Prenatal opioid exposure and maternal HCV infection impair microglia development and function: A patient-specific in vitro model

Opioids are a class of pain-relieving drugs known to cross the placental and blood brain barriers, exposing the fetus in utero. Rates of opioid use disorder amongst pregnant individuals in the United States are on the rise, and intravenous routes of opioid administration are highly associated with hepatitis C (HCV) infection. Newborns with prenatal opioid exposure (POE) are more likely to be small for gestational age and have increased rates of neurodevelopmental delay. Microglia are brain-resident macrophages that originate from yolk-sac precursors that play critical role in neurodevelopment. However, our understanding of the impact of POE on microglia maturation and function remains limited due to the scarcity of adequate models.

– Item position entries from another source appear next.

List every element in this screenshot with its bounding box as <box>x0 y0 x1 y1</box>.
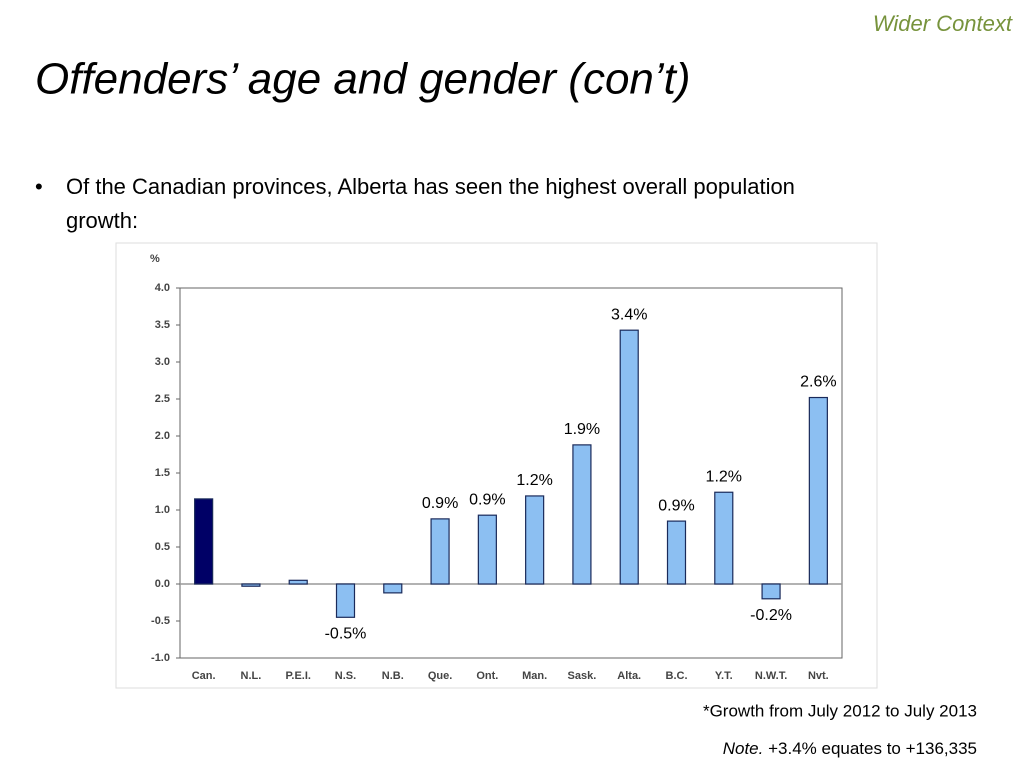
data-label: -0.5% <box>325 626 367 643</box>
data-label: -0.2% <box>750 607 792 624</box>
data-label: 0.9% <box>422 495 458 512</box>
y-tick-label: 1.5 <box>155 467 170 479</box>
x-tick-label: B.C. <box>666 670 688 682</box>
data-label: 1.2% <box>706 468 742 485</box>
data-label: 2.6% <box>800 374 836 391</box>
bar <box>619 329 639 585</box>
x-tick-label: Nvt. <box>808 670 829 682</box>
x-tick-label: Alta. <box>617 670 641 682</box>
note-label: Note. <box>723 739 764 758</box>
x-tick-label: N.B. <box>382 670 404 682</box>
y-tick-label: 4.0 <box>155 282 170 294</box>
y-tick-label: 0.0 <box>155 578 170 590</box>
y-tick-label: 2.5 <box>155 393 170 405</box>
bar <box>666 520 687 585</box>
x-tick-label: P.E.I. <box>285 670 310 682</box>
section-label: Wider Context <box>873 11 1013 36</box>
bar <box>241 583 261 587</box>
x-tick-label: Ont. <box>476 670 498 682</box>
x-tick-label: Can. <box>192 670 216 682</box>
x-tick-label: Sask. <box>568 670 597 682</box>
bar <box>525 495 545 585</box>
y-tick-label: -0.5 <box>151 615 170 627</box>
bar <box>335 583 356 618</box>
x-tick-label: N.W.T. <box>755 670 787 682</box>
note-text: +3.4% equates to +136,335 <box>768 739 977 758</box>
data-label: 0.9% <box>658 497 694 514</box>
y-tick-label: -1.0 <box>151 652 170 664</box>
bar <box>761 583 781 600</box>
bar <box>477 514 497 585</box>
bar <box>572 444 592 585</box>
footnote: *Growth from July 2012 to July 2013 <box>703 701 977 720</box>
y-tick-label: 0.5 <box>155 541 170 553</box>
y-axis-label: % <box>150 253 160 265</box>
data-label: 1.9% <box>564 421 600 438</box>
bar <box>430 518 450 585</box>
bar <box>288 579 308 585</box>
x-tick-label: Man. <box>522 670 547 682</box>
bar <box>194 498 214 585</box>
data-label: 3.4% <box>611 306 647 323</box>
x-tick-label: Y.T. <box>715 670 733 682</box>
bar <box>714 491 734 585</box>
data-label: 0.9% <box>469 491 505 508</box>
y-tick-label: 2.0 <box>155 430 170 442</box>
x-tick-label: N.L. <box>241 670 262 682</box>
slide-title: Offenders’ age and gender (con’t) <box>35 55 691 104</box>
y-tick-label: 3.5 <box>155 319 170 331</box>
y-tick-label: 3.0 <box>155 356 170 368</box>
chart-area <box>115 242 878 689</box>
x-tick-label: N.S. <box>335 670 356 682</box>
bar <box>383 583 403 594</box>
bar <box>808 396 828 585</box>
x-tick-label: Que. <box>428 670 452 682</box>
note: Note. +3.4% equates to +136,335 <box>723 739 977 758</box>
y-tick-label: 1.0 <box>155 504 170 516</box>
data-label: 1.2% <box>516 472 552 489</box>
bullet-text: Of the Canadian provinces, Alberta has s… <box>35 170 865 238</box>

Here, we leveraged a model of induced microglia-like cells (iMGL) derived from umbilical cord blood mononuclear cells to uncover the mechanisms underlying the impact of POE ± maternal HCV infection on microglia morphology, phenotype, function, and transcriptional profiles. Our study revealed that iMGL are closely related to primary microglia. iMGL derived from pregnancies with POE and maternal HCV infection exhibited an ameboid-like phenotype, characterized by smaller area/perimeter and diminished ramifications. This was accompanied by dysregulated expression of key microglia markers, impaired phagocytic capacity, but increased secretion of inflammatory mediators. Finally, transcriptional analysis of iMGL with and without stimulation by LPS revealed that POE ± maternal HCV infection desensitized iMGL to LPS stimulation. This immune tolerance of iMGL in utero was reflected by altered expression of genes important for neurological and fetal development, phagocytosis, and antimicrobial responses with POE ± maternal HCV infection. Overall, these findings highlight the utility of iMGLs as an accessible patient-specific model to study preconditioning and development of fetal microglia and provide insight into mechanisms underlying adverse neurodevelopmental outcomes in newborns with POE in presence and absence of maternal HCV infection.